Recruiting has also put strains on the University in other areas, notably affecting how CSOM students and other students interested in jobs in the business world make their study abroad decisions, which has led to the Office of International Programs reconfiguring study abroad requirements due to extra housing pressure during the fall—when recruiting has taken place in the past.
Donegan said that she talked to CITI, which is currently undecided on whether it will follow in Goldman and JPMorgan’s footsteps on this issue. It’s too early in the process for Donegan to detect whether the trend, which has previously meant that banks would recruit earlier and earlier in order to gain an edge over other firms, has been reversed, she said.
That edge may not have worked in the banks’ favor, according to Donegan.
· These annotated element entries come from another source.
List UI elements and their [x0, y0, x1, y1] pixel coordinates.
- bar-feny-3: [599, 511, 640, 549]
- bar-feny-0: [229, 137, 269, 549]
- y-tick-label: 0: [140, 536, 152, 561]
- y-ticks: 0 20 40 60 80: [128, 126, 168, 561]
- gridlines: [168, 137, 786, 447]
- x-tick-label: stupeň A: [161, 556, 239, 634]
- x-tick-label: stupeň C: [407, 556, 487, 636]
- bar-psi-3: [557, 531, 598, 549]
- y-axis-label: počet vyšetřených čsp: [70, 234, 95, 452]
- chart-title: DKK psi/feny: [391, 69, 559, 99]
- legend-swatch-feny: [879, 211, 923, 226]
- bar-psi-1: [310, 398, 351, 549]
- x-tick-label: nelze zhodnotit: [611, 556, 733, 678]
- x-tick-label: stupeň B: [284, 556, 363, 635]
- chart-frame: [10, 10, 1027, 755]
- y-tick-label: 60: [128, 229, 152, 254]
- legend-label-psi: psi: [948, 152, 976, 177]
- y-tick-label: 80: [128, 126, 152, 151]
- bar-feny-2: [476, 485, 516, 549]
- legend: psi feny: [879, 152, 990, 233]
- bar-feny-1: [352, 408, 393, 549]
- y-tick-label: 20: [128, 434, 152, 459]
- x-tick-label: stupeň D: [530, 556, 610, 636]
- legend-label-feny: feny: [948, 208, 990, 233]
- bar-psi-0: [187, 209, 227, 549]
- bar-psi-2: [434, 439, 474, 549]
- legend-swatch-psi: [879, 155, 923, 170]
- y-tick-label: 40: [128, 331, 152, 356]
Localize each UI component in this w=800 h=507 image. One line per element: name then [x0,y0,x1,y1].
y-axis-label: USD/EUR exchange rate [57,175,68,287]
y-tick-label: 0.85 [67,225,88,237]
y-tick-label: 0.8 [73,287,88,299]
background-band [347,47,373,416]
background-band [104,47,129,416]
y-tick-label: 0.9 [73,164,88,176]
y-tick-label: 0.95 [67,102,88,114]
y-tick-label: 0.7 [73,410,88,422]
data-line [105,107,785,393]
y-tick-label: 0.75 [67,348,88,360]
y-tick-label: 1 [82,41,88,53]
Though she hasn’t received anything beyond anecdotal evidence backing this up, Donegan noted that by recruiting so early in students’ academic careers, the banks’ yield on hires may be suffering. It’s important to those businesses that when they make a hire, potential employees stay committed to the company that hires them. Given that so much changes between second semester sophomore year and graduation for students, this process may be hurting firms’ yield.
“I think that anybody who’s involved in this process on the side of the banks realize that it’s kind of silly,” Donegan said. “My hope is that they realize [this] was giving them less criteria to work with to make selections.”
She also pointed out that some universities don’t even have four-year business programs that firms still recruit from—so firms may be recruiting students who aren’t even business students yet due to the current recruiting timeline. Regardless of the length of a university’s business program, students across the board have received the bare minimum in terms of finance education when recruiting begins, according to Donegan. Students have taken financial accounting and may be “halfway through Basic Finance” by the time recruiting begins.
Since students are being recruited for internships that begin over a year from when recruiting takes place, that means that they will learn an entire year’s worth of business classes between recruiting and actually beginning their internship. That strains students during the interview process, according to Donegan, since they have to “fake” how much they know in order to live up to firm criteria—a phenomenon that also hurts recruiters.